THANK YOU, liszt1022 for making available the entire set of "The Pianist" performances by PG music. I had purchased the Valery Tryon set of 300+ performances of Classical Piano pieces released in the mid 1990s on floppy disc and I extracted the midis for use in my Pianodisc grand piano. Her performances are uniformly excellent and now, to have courtesy of you, several hundred more by other pianists as well, is truly wonderful.
Pianodisc offer a free program (app) called MusiConnect which converts the midis to .wav to drive the piano via the rear of its CD player, but far superior and very much more realistic reproduction is achievable by playing direct from raw mid thru the midi-in port. I have a Mac computer and open and play the midis from MidiSwing, a free app (which I'm told does not work as well on PC). A USB to midi cable connects my computer to the piano. I am able to convert Type 1 midis to Type 0 and to quickly adjust note velocities throughout an entire midi to optimise the reproduction out of my piano, as the original unaltered midis would otherwise play back far too loudly. MidiSwing also permits me to edit sustain pedal, correct wrong notes and adjust tempi throughout. In fact, I am now able to successfully emulate favourite performances of piano works I have on CD, simply by manipulating these parameters, bar by bar through the entire piece.
Another immensely rich source of classical piano midis is the thousands scanned from piano rolls for made for reproducing pianos from 1904 until the 1930s and available for free download from the internet.
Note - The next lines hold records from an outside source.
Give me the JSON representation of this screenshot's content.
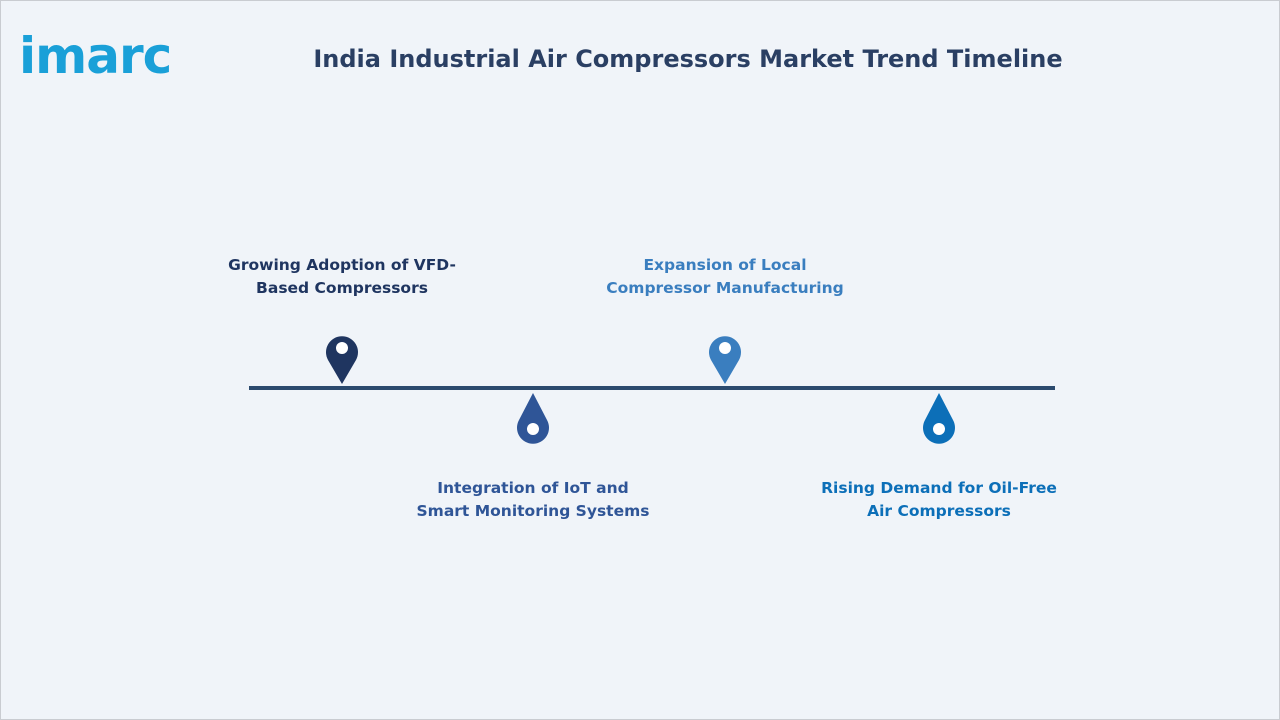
{
  "logo": {
    "text": "imarc",
    "color": "#1aa0d8"
  },
  "title": "India Industrial Air Compressors Market Trend Timeline",
  "colors": {
    "background": "#f0f4f9",
    "title": "#2a3f63",
    "axis": "#2b4a6e"
  },
  "milestones": [
    {
      "lines": [
        "Growing Adoption of VFD-",
        "Based Compressors"
      ],
      "position": "above",
      "color": "#1f3560",
      "icon": "location-pin-icon"
    },
    {
      "lines": [
        "Integration of IoT and",
        "Smart Monitoring Systems"
      ],
      "position": "below",
      "color": "#2f5597",
      "icon": "drop-marker-icon"
    },
    {
      "lines": [
        "Expansion of Local",
        "Compressor Manufacturing"
      ],
      "position": "above",
      "color": "#3a7ebf",
      "icon": "location-pin-icon"
    },
    {
      "lines": [
        "Rising Demand for Oil-Free",
        "Air Compressors"
      ],
      "position": "below",
      "color": "#0c6fb8",
      "icon": "drop-marker-icon"
    }
  ]
}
These rolls differ from standard pianola rolls in having additional perforations which define not only which notes are to be played, but how loudly or softly they are to be played and when the sustain and soft pedals are to be used. I edit these in MidiSwing to enhance the playback through my grand piano. Performance practice has changed greatly over the past century and these are a valuable learning resource from that point of view alone.